Taipei Main Station

It is said that Taipei is a city where everywhere is downtown. And it is true.
The main station is only a geographical epicenter through which energy flows, like everywhere else, but where it might take a momentary halt waiting for the train.

Taking Songshan in

Looking back to a previous spring, fragments in memory from arriving to Taipei. And waking to a calm Saturday morning in the area around Songshan Station.

 

That was a pleasant building, especially to a traveller looking for space to breath. However the architecture in the surrounding blocks varies.

 

 

 

 

 

 

 

 

 

 

All of it typical Taipei though.

The interior cannot be told from the facade; some of these flats will be renovated new-asian-all-pearly style and some will be basic and maybe with bug issues.

 

What doesn’t change throughout is the energy in all times of day and places, even empty streets.
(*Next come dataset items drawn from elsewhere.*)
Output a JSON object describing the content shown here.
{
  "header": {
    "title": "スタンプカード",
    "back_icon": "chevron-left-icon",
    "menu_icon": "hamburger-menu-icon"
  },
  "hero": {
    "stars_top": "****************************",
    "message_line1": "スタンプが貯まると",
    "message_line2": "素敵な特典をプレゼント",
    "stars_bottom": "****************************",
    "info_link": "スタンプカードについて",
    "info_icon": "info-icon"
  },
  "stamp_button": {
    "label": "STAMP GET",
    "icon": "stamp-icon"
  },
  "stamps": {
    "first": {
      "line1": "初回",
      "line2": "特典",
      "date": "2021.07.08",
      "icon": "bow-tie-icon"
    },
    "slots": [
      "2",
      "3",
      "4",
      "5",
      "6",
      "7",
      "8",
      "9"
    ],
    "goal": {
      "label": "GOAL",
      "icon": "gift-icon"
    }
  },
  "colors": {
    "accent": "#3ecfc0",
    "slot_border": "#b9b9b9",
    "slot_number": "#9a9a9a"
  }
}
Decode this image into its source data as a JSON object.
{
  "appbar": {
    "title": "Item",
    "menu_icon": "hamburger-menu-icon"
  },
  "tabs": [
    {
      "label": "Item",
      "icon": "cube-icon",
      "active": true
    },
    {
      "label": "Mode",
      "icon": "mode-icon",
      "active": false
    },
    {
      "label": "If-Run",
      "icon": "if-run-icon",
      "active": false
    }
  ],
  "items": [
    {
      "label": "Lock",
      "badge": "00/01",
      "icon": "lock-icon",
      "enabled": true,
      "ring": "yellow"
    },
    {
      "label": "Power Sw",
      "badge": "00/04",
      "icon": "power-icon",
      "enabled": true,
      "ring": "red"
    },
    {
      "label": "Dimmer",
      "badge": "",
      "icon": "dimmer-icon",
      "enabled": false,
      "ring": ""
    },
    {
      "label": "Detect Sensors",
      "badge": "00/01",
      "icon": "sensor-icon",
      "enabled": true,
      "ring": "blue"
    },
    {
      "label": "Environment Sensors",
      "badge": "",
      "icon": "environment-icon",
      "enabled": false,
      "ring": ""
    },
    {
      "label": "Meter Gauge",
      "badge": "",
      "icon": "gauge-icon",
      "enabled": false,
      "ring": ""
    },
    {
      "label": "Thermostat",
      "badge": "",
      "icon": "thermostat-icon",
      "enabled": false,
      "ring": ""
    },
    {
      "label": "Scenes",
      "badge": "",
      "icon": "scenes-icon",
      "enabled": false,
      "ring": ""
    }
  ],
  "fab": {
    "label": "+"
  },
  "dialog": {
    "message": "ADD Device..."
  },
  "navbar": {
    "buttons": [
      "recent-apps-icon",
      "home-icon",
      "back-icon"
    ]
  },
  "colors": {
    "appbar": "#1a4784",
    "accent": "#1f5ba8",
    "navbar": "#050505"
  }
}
Or temple backyards getting ready for the day.

 

And impeccable alleys that become a maze of people, shouts, money and food a few hours later (aka Raohe night market).

 

Bombardment by high standards

Two years ago these days … this traveller was in the middle of her only massive cultural shock ever.

Landed on Tokyo to spend two months and overwhelmed by the amount and totality of design, beauty and purpose everywhere around; within a week I lost weight, got a bunch of white hair and wasn’t sleeping well; it took me days to simply start catching the subway and go sightseeing.

Don’t get this wrong: the feeling was ecstasy. The whole time. Continuously. I was under constant bombardment by high standards.

 

A few photos of the mind-blowing flat and view. It was warm and fuzzy, it had a bathroom unit and a kitchen unit, and the elevated metropolitan express highway was passing only a few meters from the third-floor balcony. (At nights I was feeling that some mythical golden river kept streaming by.)